We park our car in an underground parking garage that takes us right up to our apartment. It's really nice. There are not enough spaces, but that's not a problem here. If you pull in late and all the spaces are taken, you park your car across several spaces and leave your car in neutral. If the person you have blocked needs to get out before you leave, they just push your car out of the way. I'm not kidding. Jim pushed this car out of the way just last week:
And when drivers need to be warned about construction barricades and such, these human looking robots are there to give a warning.
One more thing about driving. The ladies and I went on a very late night Costco run on Tuesday. We didn't get back to Suji until around 11:00 and we had to go through a DUI check point. Here's how it's done: everyone is stopped, you roll down your window and blow (just like you would when blowing out a candle, so your mouth doesn't actually touch anything) and they *hopefully* waive you through. I was fine, by the way. From what I've heard there is VERY LITTLE tolerance for drinking and driving here. I don't know the percentage, but Yoon Hee, the Korean teacher at my school, said that 1 beer is OK, but not really more than that.
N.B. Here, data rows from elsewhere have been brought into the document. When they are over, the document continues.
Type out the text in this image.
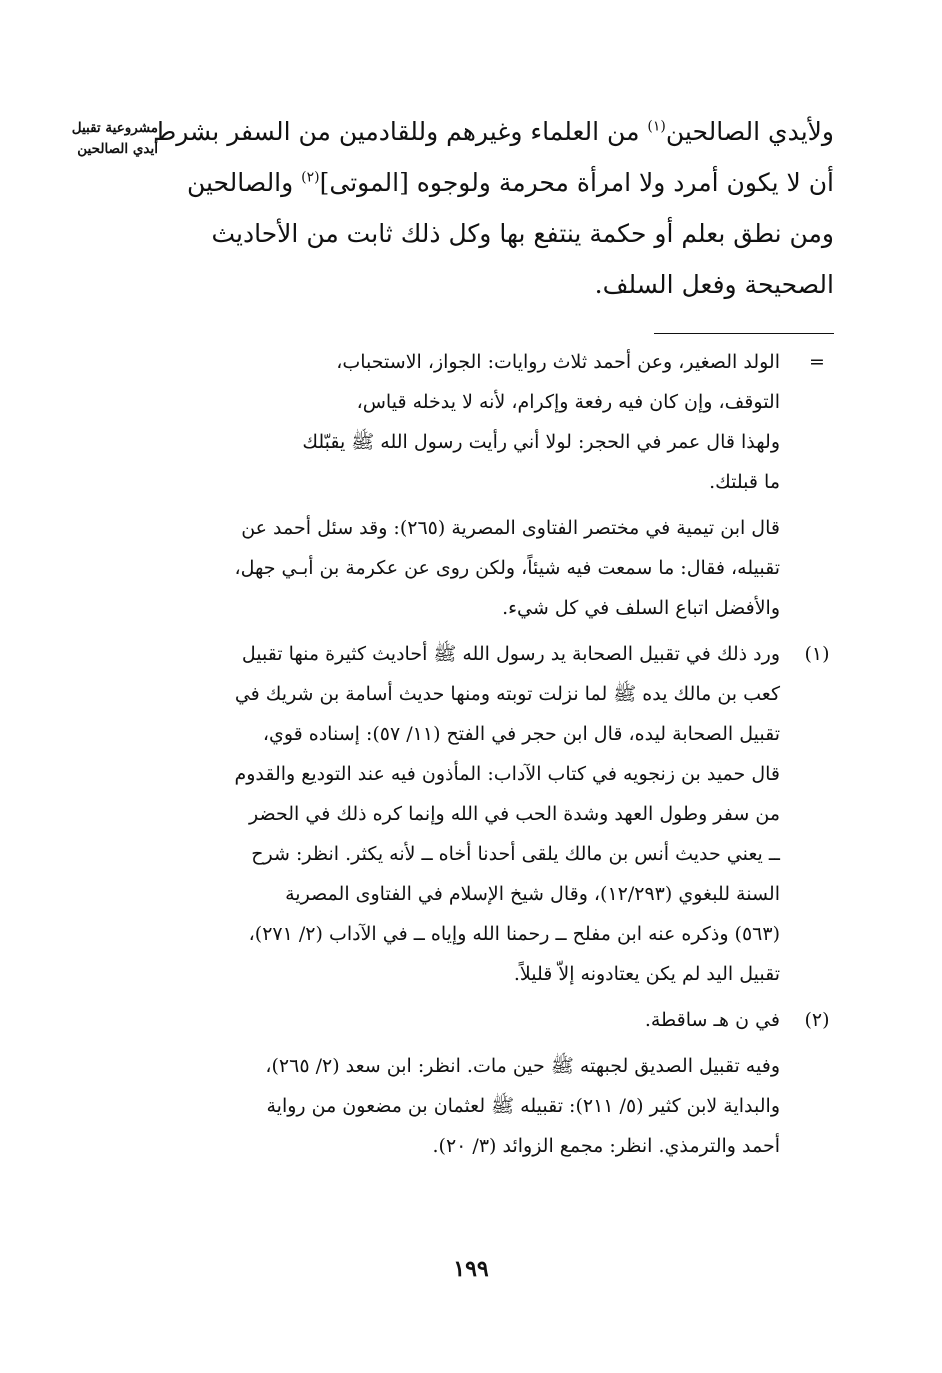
مشروعية تقبيل
أيدي الصالحين
ولأيدي الصالحين$^{(١)}$ من العلماء وغيرهم وللقادمين من السفر بشرط
أن لا يكون أمرد ولا امرأة محرمة ولوجوه [الموتى]$^{(٢)}$ والصالحين
ومن نطق بعلم أو حكمة ينتفع بها وكل ذلك ثابت من الأحاديث
الصحيحة وفعل السلف.
=
الولد الصغير، وعن أحمد ثلاث روايات: الجواز، الاستحباب،
التوقف، وإن كان فيه رفعة وإكرام، لأنه لا يدخله قياس،
ولهذا قال عمر في الحجر: لولا أني رأيت رسول الله ﷺ يقبّلك
ما قبلتك.
قال ابن تيمية في مختصر الفتاوى المصرية (٢٦٥): وقد سئل أحمد عن
تقبيله، فقال: ما سمعت فيه شيئاً، ولكن روى عن عكرمة بن أبـي جهل،
والأفضل اتباع السلف في كل شيء.
(١)
ورد ذلك في تقبيل الصحابة يد رسول الله ﷺ أحاديث كثيرة منها تقبيل
كعب بن مالك يده ﷺ لما نزلت توبته ومنها حديث أسامة بن شريك في
تقبيل الصحابة ليده، قال ابن حجر في الفتح (١١/ ٥٧): إسناده قوي،
قال حميد بن زنجويه في كتاب الآداب: المأذون فيه عند التوديع والقدوم
من سفر وطول العهد وشدة الحب في الله وإنما كره ذلك في الحضر
ــ يعني حديث أنس بن مالك يلقى أحدنا أخاه ــ لأنه يكثر. انظر: شرح
السنة للبغوي (١٢/٢٩٣)، وقال شيخ الإسلام في الفتاوى المصرية
(٥٦٣) وذكره عنه ابن مفلح ــ رحمنا الله وإياه ــ في الآداب (٢/ ٢٧١)،
تقبيل اليد لم يكن يعتادونه إلاّ قليلاً.
(٢)
في ن هـ ساقطة.
وفيه تقبيل الصديق لجبهته ﷺ حين مات. انظر: ابن سعد (٢/ ٢٦٥)،
والبداية لابن كثير (٥/ ٢١١): تقبيله ﷺ لعثمان بن مضعون من رواية
أحمد والترمذي. انظر: مجمع الزوائد (٣/ ٢٠).
١٩٩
Enough about driving. Jim has signed up for the Biggest Loser competition at school. I won't tell you much-I don't want to give away our secret formula of eating better and exercising-but we did some HIIT (High Intensity Interval Training is a fancy term for "sprints") last night out on the path. Seoul has beautiful paved trails all over the city. There's one right here at GMH. On the running paths there are several locations where one can do some exercises. I would say that these all look silly, but nearly all Koreans that I have seen appear to be in great shape physically. Maybe this is their secret to looking fit when they are 90.